Os amigos lhe deram força e lhe transmitiram coragem. –Isto não quer dizer nada. Todos sabemos de seu talento. Você é magnífica e no dia vai ser o maior de todos os sucessos. A cidade espera este acontecimento!- Alguns, aqueles que possuíam aquela inveja no íntimo dos pensamentos, deram uma palavra de apoio, mas sem nenhuma efusão. Queriam, sim, o insucesso de Lola.

E a noite de gala chegou. Os ingressos, mesmo a altos preços, esgotaram-se.

Melodias, acordes, atores correndo e cantando, em algumas alas do teatro um último ensaio particular por parte de algum músico. A efusão era total! Luzes coloridas transmitiam tons fúnebres, ao mesmo tempo que alegres, conforme o scripte.

Abrem-se e fecham-se as cortinas. Troca-se o cenário. Tudo estava lindo e encantador, de modo que, até mesmo, um piscar de olhos ali implicaria perder detalhes importantes.

Agora era o momento crucial. Com uma única luz direcionando-se à ponta de uma escada, entrava Lola, com um longo vestido verde em tom de esmeraldas.

Levantou o Maestro a sua batuta e iniciaram-se os primeiros acordes. Postura firme, a soprano vivencia, enfim, o momento de começar. A platéia, muito atenciosa e bem colocada de frente e nas laterais do palco, admira todo aquele momento.

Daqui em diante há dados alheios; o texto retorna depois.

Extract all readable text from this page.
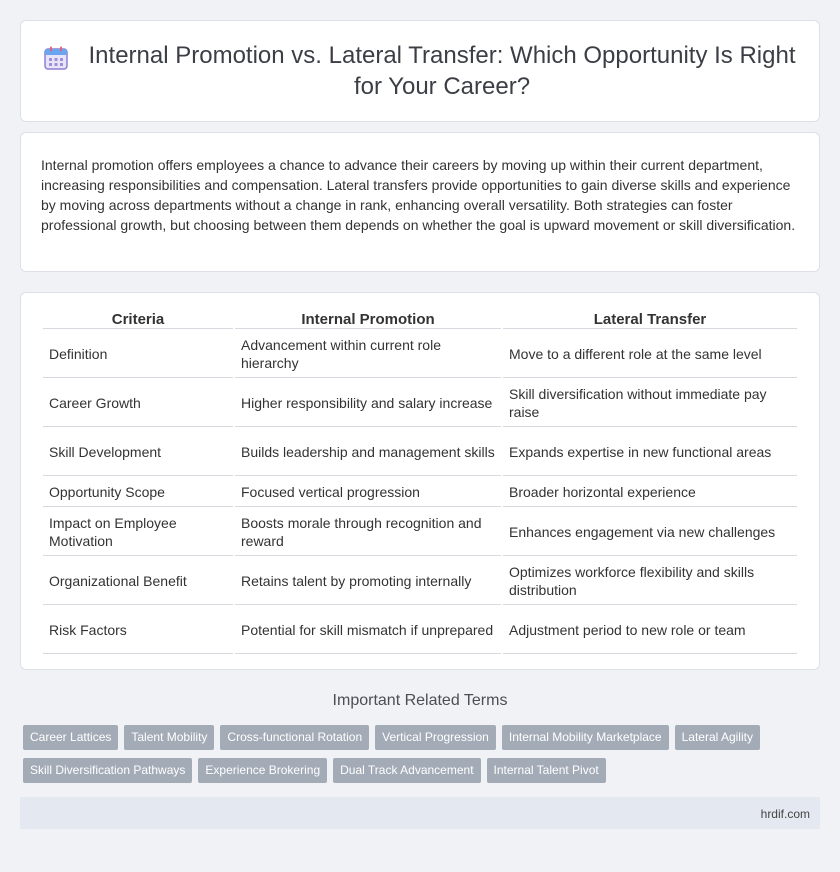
Internal Promotion vs. Lateral Transfer: Which Opportunity Is Right for Your Career?

Internal promotion offers employees a chance to advance their careers by moving up within their current department, increasing responsibilities and compensation. Lateral transfers provide opportunities to gain diverse skills and experience by moving across departments without a change in rank, enhancing overall versatility. Both strategies can foster professional growth, but choosing between them depends on whether the goal is upward movement or skill diversification.

Criteria	Internal Promotion	Lateral Transfer
Definition	Advancement within current role hierarchy	Move to a different role at the same level
Career Growth	Higher responsibility and salary increase	Skill diversification without immediate pay raise
Skill Development	Builds leadership and management skills	Expands expertise in new functional areas
Opportunity Scope	Focused vertical progression	Broader horizontal experience
Impact on Employee Motivation	Boosts morale through recognition and reward	Enhances engagement via new challenges
Organizational Benefit	Retains talent by promoting internally	Optimizes workforce flexibility and skills distribution
Risk Factors	Potential for skill mismatch if unprepared	Adjustment period to new role or team
Important Related Terms
Career Lattices	Talent Mobility	Cross-functional Rotation	Vertical Progression	Internal Mobility Marketplace	Lateral Agility
Skill Diversification Pathways	Experience Brokering	Dual Track Advancement	Internal Talent Pivot
hrdif.com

Lola soltou as primeiras notas e cantou. Cantou e dançou uma melodia gostosa que parecia suavizar-se ainda mais através de sua voz. As notas musicais pareciam escravizadas por Lola, flutuavam pelo ambiente do teatro e dirigiam-se aos ouvidos dos presentes. A sua voz parecia hipnotizar cada pessoa que compunha a platéia. Todos estavam abismados com tamanho talento. Uma deusa da música materializada em ser humano, capaz de fazer de uma canção, muito mais que uma canção e revelar aos homens, o paraíso musical, até então, somente escutado pelos deuses.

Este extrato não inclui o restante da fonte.